In conditional sentences of Arabic, “Perfect” form is normally used. Since it, has no time reference, events expressed by “Perfect” are interpreted as past, present or future, depending on the contexts. In Modern Standard Arabic, however, compound forms, kana qad+ “Perfect” and kdna sa-“Imperfect”, are used to mark past and future time, respectively.

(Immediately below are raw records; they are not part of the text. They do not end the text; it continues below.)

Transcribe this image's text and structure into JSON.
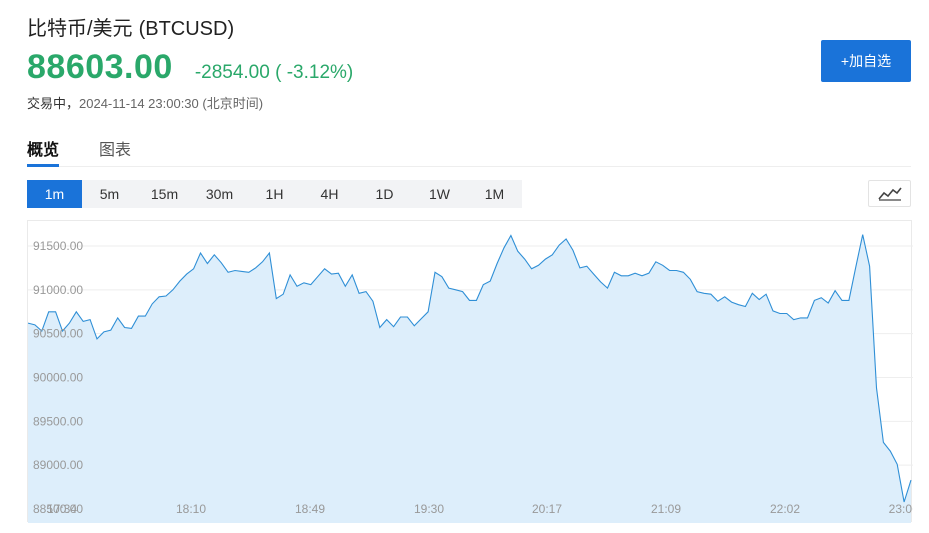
{
  "header": {
    "name": "比特币/美元",
    "symbol": "(BTCUSD)",
    "price": "88603.00",
    "change": "-2854.00 ( -3.12%)",
    "status": "交易中，",
    "timestamp": "2024-11-14 23:00:30 (北京时间)",
    "add_button": "+加自选"
  },
  "tabs": [
    {
      "label": "概览",
      "active": true
    },
    {
      "label": "图表",
      "active": false
    }
  ],
  "intervals": [
    {
      "label": "1m",
      "active": true
    },
    {
      "label": "5m",
      "active": false
    },
    {
      "label": "15m",
      "active": false
    },
    {
      "label": "30m",
      "active": false
    },
    {
      "label": "1H",
      "active": false
    },
    {
      "label": "4H",
      "active": false
    },
    {
      "label": "1D",
      "active": false
    },
    {
      "label": "1W",
      "active": false
    },
    {
      "label": "1M",
      "active": false
    }
  ],
  "chart_type_icon": "line-chart-icon",
  "colors": {
    "up_down": "#2aa86a",
    "accent": "#1a73d9",
    "line": "#2f8fd6",
    "area": "#ddeefb"
  },
  "chart_data": {
    "type": "area",
    "title": "",
    "xlabel": "",
    "ylabel": "",
    "ylim": [
      88500,
      91800
    ],
    "yticks": [
      "91500.00",
      "91000.00",
      "90500.00",
      "90000.00",
      "89500.00",
      "89000.00",
      "88500.00"
    ],
    "ytick_values": [
      91500,
      91000,
      90500,
      90000,
      89500,
      89000,
      88500
    ],
    "xticks": [
      "17:34",
      "18:10",
      "18:49",
      "19:30",
      "20:17",
      "21:09",
      "22:02",
      "23:0"
    ],
    "grid": true,
    "legend": "none",
    "values": [
      90620,
      90600,
      90530,
      90750,
      90750,
      90530,
      90620,
      90750,
      90640,
      90660,
      90440,
      90520,
      90540,
      90680,
      90570,
      90560,
      90700,
      90700,
      90840,
      90920,
      90930,
      91000,
      91100,
      91180,
      91240,
      91420,
      91300,
      91400,
      91310,
      91200,
      91220,
      91210,
      91200,
      91250,
      91320,
      91420,
      90900,
      90950,
      91170,
      91040,
      91080,
      91060,
      91150,
      91240,
      91180,
      91190,
      91040,
      91170,
      90960,
      90980,
      90870,
      90570,
      90660,
      90580,
      90690,
      90690,
      90590,
      90670,
      90750,
      91200,
      91150,
      91020,
      91000,
      90980,
      90880,
      90880,
      91060,
      91100,
      91300,
      91480,
      91620,
      91440,
      91350,
      91240,
      91280,
      91350,
      91400,
      91510,
      91580,
      91450,
      91250,
      91270,
      91180,
      91090,
      91020,
      91200,
      91160,
      91160,
      91190,
      91160,
      91190,
      91320,
      91280,
      91220,
      91220,
      91200,
      91120,
      90980,
      90960,
      90950,
      90870,
      90920,
      90860,
      90830,
      90810,
      90960,
      90890,
      90950,
      90760,
      90730,
      90730,
      90660,
      90680,
      90680,
      90880,
      90910,
      90850,
      90990,
      90880,
      90880,
      91260,
      91630,
      91270,
      89880,
      89260,
      89160,
      89010,
      88580,
      88830
    ]
  }
}
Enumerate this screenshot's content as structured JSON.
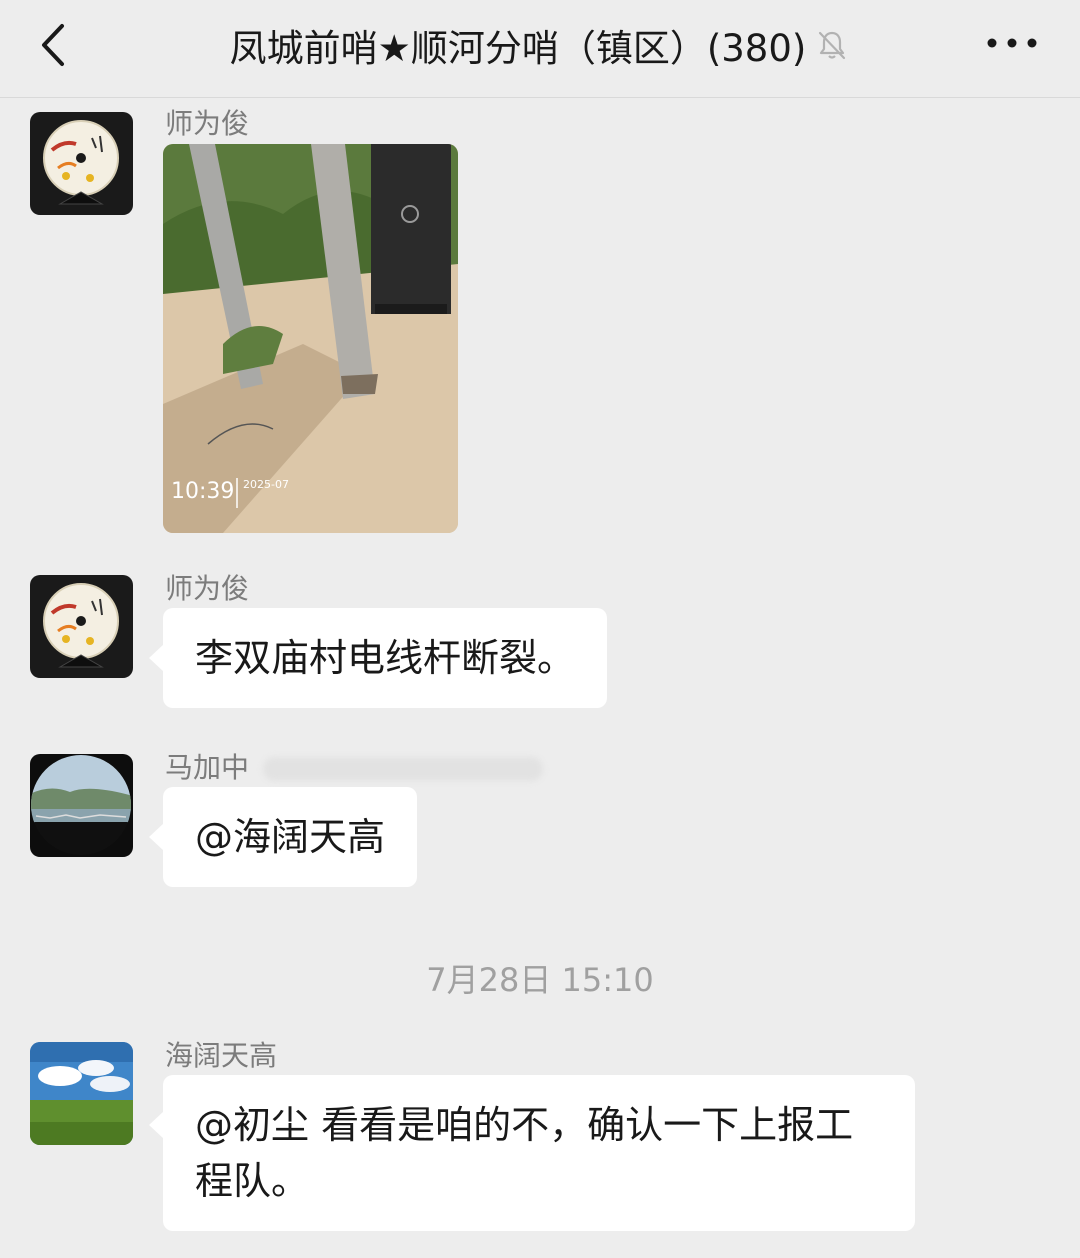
{
  "header": {
    "title": "凤城前哨★顺河分哨（镇区）(380)",
    "back_icon": "chevron-left-icon",
    "mute_icon": "bell-muted-icon",
    "more_icon": "more-dots-icon"
  },
  "messages": [
    {
      "sender": "师为俊",
      "type": "image",
      "image_overlay_time": "10:39",
      "image_overlay_date": "2025-07"
    },
    {
      "sender": "师为俊",
      "type": "text",
      "text": "李双庙村电线杆断裂。"
    },
    {
      "sender": "马加中",
      "type": "text",
      "text": "@海阔天高"
    },
    {
      "sender": "海阔天高",
      "type": "text",
      "text": "@初尘 看看是咱的不，确认一下上报工程队。"
    }
  ],
  "timestamp": "7月28日 15:10",
  "colors": {
    "background": "#ededed",
    "bubble": "#ffffff",
    "sender_text": "#7c7c7c",
    "timestamp_text": "#a0a0a0"
  }
}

In this paper, I examined the meanings and functions of each of the compound forms and specified the conditions when they are used obligatorily. And I pointed out that lexical aspects play an important role for the interpretation of time reference. When a verb has a terminal point in its lexical meaning, kana qad + “Perfect” can refer to present time. This is caused by its implied resultative state. And when a verb is inchoative, kana lam + “Imperfect Jussive”, a negative form of kdna qad + “Perfect”, can be used in non-past contexts. This is related to the fact that the negated verbal form has only one implicature of a state, which can be interpreted as the one continuing up to the present. On the other hand, kdna sa-“Imperfect” form is used for future time reference, especially when the event of protasis takes place after that of apodsis happens.
These compound forms are constituted by the auxiliary verb kana, whose functions differ depending on where it is used, or what verbal form is compounded with it.
These time-marking forms also function in determining the temporal relationship between protasis and apodosis.